In pochi mesi la tv di strada ha tentato di organizzarsi al meglio, e quanto fatto fino adesso sarà oggetto del primo meeting delle tv di strada, che si terra’ sabato a Bologna nel centro sociale Tpo.
Si parlerà anche del progetto di TeleArcore, che, almeno nelle intenzioni, dovrebbe nascere entro due-tre mesi. Quello bolognese non sarà un incontro tra pochi intimi. Ma vedrà la partecipazione di Michele Santoro, Stefano Balassone, ex consigliere di amministrazione della Rai e vicedirettore di Raitre, e Giulietto Chiesa (ancora in forse), che con Stefano Bonaga in veste di coordinatore daranno vita alla tavola rotonda finale.
”Per verificare la possibilita’ di aprire ad Arcore una piccola tv indipendente ci rivolgeremo alla parte piu’ sensibile della famiglia Berlusconi, la moglie Veronica, chedendole anche di parlare con le donne di Termini Imerese e di Bagdad”, hanno annunciato gli animatori di OrfeoTv. Gli stessi che hanno collaborato alla nascita di Telefabbrica, l’ emittente ‘fai da te’ aperta a Termini Imerese sull’ onda della protesta degli operai Fiat. Esperimento sfortunato purtroppo, perchè oscurata pochi giorni dopo in seguito all’ intervento del Ministero delle Comunicazioni. Come OrfeoTv e tutte le altre tv di quartiere, infatti, anche Telefabbrica trasmette in un raggio di poche centinaia di metri occupando un canale libero (o un ‘cono d’ombra’), ma non ha la concessione governativa e quindi e’ illegale. Telefabbrica, entrata a pieno titolo fra le nuove modalita’ di lotta operaia e decisa quindi a risorgere entro breve, partecipera’ al meeting bolognese insieme alle altre microemittenti nate sulla scia di Orfeo Tv o che stanno per nascere, come Spegnila Tv e Candida Tv, animata da un gruppo di videomaker romani. Ma saranno anche presenti nuove esperienze comunicative come Hub Tv, realizzata durante il Social Forum europeo di Firenze, e No War Tv, che durante le manifestazioni per la pace del 9 dicembre, organizzate da Gino Strada, ha trasmesso interviste e servizi da un canale satellitare.
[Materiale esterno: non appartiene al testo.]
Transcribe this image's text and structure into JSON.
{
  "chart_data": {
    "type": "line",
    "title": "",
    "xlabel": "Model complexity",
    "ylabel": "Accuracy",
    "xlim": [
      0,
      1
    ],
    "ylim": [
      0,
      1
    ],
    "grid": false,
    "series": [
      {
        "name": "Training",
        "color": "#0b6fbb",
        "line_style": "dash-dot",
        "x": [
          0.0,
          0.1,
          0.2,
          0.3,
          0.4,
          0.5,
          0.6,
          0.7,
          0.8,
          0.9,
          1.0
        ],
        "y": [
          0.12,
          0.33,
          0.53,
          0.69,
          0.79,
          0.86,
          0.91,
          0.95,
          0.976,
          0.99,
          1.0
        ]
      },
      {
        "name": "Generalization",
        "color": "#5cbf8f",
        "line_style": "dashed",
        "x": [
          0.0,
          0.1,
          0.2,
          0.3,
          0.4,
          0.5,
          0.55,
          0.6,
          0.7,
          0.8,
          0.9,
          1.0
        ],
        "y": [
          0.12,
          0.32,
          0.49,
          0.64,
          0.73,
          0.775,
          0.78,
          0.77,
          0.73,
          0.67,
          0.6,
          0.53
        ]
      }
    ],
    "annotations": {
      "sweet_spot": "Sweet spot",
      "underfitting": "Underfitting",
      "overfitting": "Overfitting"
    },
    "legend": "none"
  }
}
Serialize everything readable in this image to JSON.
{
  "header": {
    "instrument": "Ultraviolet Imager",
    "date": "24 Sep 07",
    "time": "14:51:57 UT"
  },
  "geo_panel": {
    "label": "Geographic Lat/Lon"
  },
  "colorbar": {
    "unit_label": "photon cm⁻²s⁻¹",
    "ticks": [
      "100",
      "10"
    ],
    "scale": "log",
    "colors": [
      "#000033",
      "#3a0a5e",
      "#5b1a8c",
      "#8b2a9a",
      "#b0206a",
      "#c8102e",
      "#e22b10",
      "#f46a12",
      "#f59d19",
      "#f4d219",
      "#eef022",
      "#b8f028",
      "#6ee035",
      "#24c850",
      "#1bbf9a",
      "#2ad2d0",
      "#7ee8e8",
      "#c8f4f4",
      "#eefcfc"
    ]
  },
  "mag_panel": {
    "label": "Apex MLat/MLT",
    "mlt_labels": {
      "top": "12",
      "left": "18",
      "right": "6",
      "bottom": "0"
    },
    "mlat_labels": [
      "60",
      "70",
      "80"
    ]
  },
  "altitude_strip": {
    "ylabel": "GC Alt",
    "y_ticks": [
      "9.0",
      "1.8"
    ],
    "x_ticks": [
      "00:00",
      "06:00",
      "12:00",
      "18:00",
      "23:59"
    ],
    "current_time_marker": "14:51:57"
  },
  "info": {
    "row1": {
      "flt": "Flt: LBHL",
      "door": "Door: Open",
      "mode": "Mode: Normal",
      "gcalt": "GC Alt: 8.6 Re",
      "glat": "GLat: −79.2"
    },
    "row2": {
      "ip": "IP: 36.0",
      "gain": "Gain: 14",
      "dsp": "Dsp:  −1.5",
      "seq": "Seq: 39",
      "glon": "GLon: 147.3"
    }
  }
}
Le piccole antenne continuano a crescere nonostante i duri ostacoli che sbarrano loro la strada. Il convegno fara’ il punto sugli aspetti tecnici, legali e politici delle Tv strada e sulle loro prospettive: Telestreet per ora e’ solo un sito Internet, ma ”se tutto quello che potrebbe essere sara’ – ha promesso Bifo – in futuro realizzera’ l’ integrazione fra microemittenti e banda larga e integrera’ la rete a banda larga con il satellite”.